Однако Павел Андреевич не отреагировал.
— Ну, допустим, товарищ… Но ведь товарищ-то — вор!.. — Художник посмотрел на Сережку. — Своим молчанием в милиции ты не защищал его, а предавал… Да, и сам становился предателем.
— Как это?
— Да! Предателем становился! — повторил Павел Андреевич, увидев, что Сережку это задело.
— Как это? — уже почти выкрикнул Сережка.
— А вот так… И нас всех предавал, и меня, и мать…
— А при чем тут вы?
— А при том… Пока преступник на свободе — в опасности все. Обманщик может обмануть, убийца может убить, а вор обворовать… Понятно?
Сережка что-то смекнул. Но не мог же он теперь так просто согласиться с Павлом Андреевичем? Вспомнилось, как часто обманывали взрослые…

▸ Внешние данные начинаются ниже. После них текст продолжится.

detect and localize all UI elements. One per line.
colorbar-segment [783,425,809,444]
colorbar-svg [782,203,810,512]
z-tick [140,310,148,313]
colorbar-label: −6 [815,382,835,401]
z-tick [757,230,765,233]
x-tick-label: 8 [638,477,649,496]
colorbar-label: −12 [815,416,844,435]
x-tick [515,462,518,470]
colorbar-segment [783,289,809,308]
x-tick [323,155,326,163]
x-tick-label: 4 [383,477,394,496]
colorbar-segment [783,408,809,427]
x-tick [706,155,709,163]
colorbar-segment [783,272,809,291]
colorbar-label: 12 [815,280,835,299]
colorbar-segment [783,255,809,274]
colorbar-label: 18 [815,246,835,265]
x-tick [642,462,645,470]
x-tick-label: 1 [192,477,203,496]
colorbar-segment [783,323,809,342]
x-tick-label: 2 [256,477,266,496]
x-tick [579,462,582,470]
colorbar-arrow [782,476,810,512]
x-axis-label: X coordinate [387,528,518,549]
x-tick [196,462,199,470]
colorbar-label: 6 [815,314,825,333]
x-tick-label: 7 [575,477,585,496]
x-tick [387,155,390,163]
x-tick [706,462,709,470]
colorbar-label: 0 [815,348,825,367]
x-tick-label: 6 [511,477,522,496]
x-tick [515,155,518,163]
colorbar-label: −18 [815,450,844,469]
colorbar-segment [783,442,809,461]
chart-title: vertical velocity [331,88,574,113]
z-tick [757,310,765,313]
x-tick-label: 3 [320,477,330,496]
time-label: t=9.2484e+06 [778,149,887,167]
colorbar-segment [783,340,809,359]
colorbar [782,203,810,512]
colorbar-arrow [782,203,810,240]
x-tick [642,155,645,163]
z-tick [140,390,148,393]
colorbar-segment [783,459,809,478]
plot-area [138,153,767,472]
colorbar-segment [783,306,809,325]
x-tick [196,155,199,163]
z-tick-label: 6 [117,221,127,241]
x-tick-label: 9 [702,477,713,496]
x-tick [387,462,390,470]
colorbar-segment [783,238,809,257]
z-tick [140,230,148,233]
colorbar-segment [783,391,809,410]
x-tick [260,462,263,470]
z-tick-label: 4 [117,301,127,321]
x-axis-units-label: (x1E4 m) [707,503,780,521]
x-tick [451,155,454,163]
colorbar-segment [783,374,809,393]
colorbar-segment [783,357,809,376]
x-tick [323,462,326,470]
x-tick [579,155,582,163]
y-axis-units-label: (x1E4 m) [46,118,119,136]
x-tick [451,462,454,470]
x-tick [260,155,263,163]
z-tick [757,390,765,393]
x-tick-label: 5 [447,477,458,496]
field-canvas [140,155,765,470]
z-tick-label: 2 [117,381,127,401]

Начиная какой-нибудь разговор и подчеркивая в нем свое равенство с ним, они легко затем сбивались на поучительство и почти никогда не выслушивали до конца. Слушали только самих себя. «Им, взрослым, всегда кажется, что они правы, — размышлял Сережка. — Знают — не знают, а говорят так, будто им все известно. А может быть, и вправду им всегда все известно? Нет, не может быть. Сколько, раз они ошибались!» На память пришли их ошибки, свидетелем которых был. «А что? Может быть, и сейчас Павел Андреевич ошибается? — поднял Сережка на художника глаза. — Вернее, не ошибается, а говорит то, что ему нужно, ведь он взрослый…»
— Вот за те часы кто-то работал, лишал себя, может быть, даже еды, чтобы купить. Купил… Какая это была радость для человека! И вдруг — нет! Нет этой радости, как нет больше и часов.
Павел Андреевич опять посмотрел на Сережку, пытаясь на этот раз уже сделать его союзником в разговоре.
— Ну вот, если ты копишь деньги, чтобы купить что-то, — сказал он тихо. — Ну, скажем, какую-нибудь необыкновенную авторучку… Не ходишь в кино, не завтракаешь в школе — откладываешь двугривенные, которые тебе дает мать… Наконец купил! Хорошая, красивая авторучка стала твоей! Ты смотришь на нее и радуешься — такой ручки ни у кого нет! Но тут вдруг раз — и ее украли! Как ты себя будешь чувствовать?